Archive for the ‘mental illness’ tag
when her heart broke
I have always felt ill-equipped intellectually to read poetry. Perhaps I hadn’t enough life experience or the right frame of mind to appreciate what a smart man so simply explained to me is “just concentrated prose.”
And so I have read a bit of poetry recently.
“Music Swims Back to Me” immediately took me to a time my mother broke into a million pieces. My father’s mother, my beloved grandmother, the only mother figure my own mother knew, died. We were all distraught. She was the most loving, funny, silly, sweet person all of us knew. My mom had a horrible mother. My grandmother took my mother in when she was 17, cared for her, and loved her as her own for 30 years.
So, when my grandmother died, my mom left us for months.
She was with us physically, but so far gone emotionally, we had no idea what to do. Most attempts to coax her out into the world were met with anger, lashing out, screaming, complete and utter despair-filled, fetal position on the floor, sobbing. She checked out of life.
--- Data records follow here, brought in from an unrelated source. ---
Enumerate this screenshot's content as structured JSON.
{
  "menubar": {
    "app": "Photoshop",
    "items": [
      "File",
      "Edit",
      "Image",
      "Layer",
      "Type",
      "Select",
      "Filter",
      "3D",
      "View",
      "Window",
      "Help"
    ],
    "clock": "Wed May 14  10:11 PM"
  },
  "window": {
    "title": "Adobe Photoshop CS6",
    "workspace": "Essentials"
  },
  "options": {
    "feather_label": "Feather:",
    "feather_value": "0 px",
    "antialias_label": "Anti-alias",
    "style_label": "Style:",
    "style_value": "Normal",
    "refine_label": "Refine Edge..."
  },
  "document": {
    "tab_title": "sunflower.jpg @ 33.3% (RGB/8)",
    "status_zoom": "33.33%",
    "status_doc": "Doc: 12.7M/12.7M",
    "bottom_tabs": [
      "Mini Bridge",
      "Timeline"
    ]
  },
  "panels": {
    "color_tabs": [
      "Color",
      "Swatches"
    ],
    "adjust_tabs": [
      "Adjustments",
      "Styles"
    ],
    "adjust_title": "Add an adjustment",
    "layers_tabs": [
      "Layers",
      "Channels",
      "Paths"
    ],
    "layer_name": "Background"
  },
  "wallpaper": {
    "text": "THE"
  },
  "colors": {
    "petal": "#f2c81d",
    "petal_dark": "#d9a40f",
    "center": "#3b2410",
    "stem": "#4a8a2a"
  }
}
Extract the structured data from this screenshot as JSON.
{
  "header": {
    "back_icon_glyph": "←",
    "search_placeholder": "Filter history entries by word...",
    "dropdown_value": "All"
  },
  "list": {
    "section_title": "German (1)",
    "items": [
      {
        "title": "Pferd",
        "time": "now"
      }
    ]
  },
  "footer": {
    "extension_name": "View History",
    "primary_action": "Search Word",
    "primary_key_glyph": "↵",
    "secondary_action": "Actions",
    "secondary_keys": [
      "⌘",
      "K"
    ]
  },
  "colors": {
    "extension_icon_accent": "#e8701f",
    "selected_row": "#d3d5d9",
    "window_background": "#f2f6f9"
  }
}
She remembers little of this now, many years later, long-recovered from this break. This wasn’t the first time my mother exited reality for the broken place in her mind. Her recollection is disjointed, makes little sense. Yet she remembers details so tiny and specific, I often think she created them in her mind to soothe herself: the exact shape of clouds on a particular day; music on the radio when we would go for drives; a book I suggested to her. These are the sort of details she would never, ever remember under normal circumstances.
Having had my own tortured mental breaks in my life, I know how important these tiny, pleasant bits are. What swims back to you when you are broken is what keeps you, in the sane times, remembering why you never want to go back again if you can help it.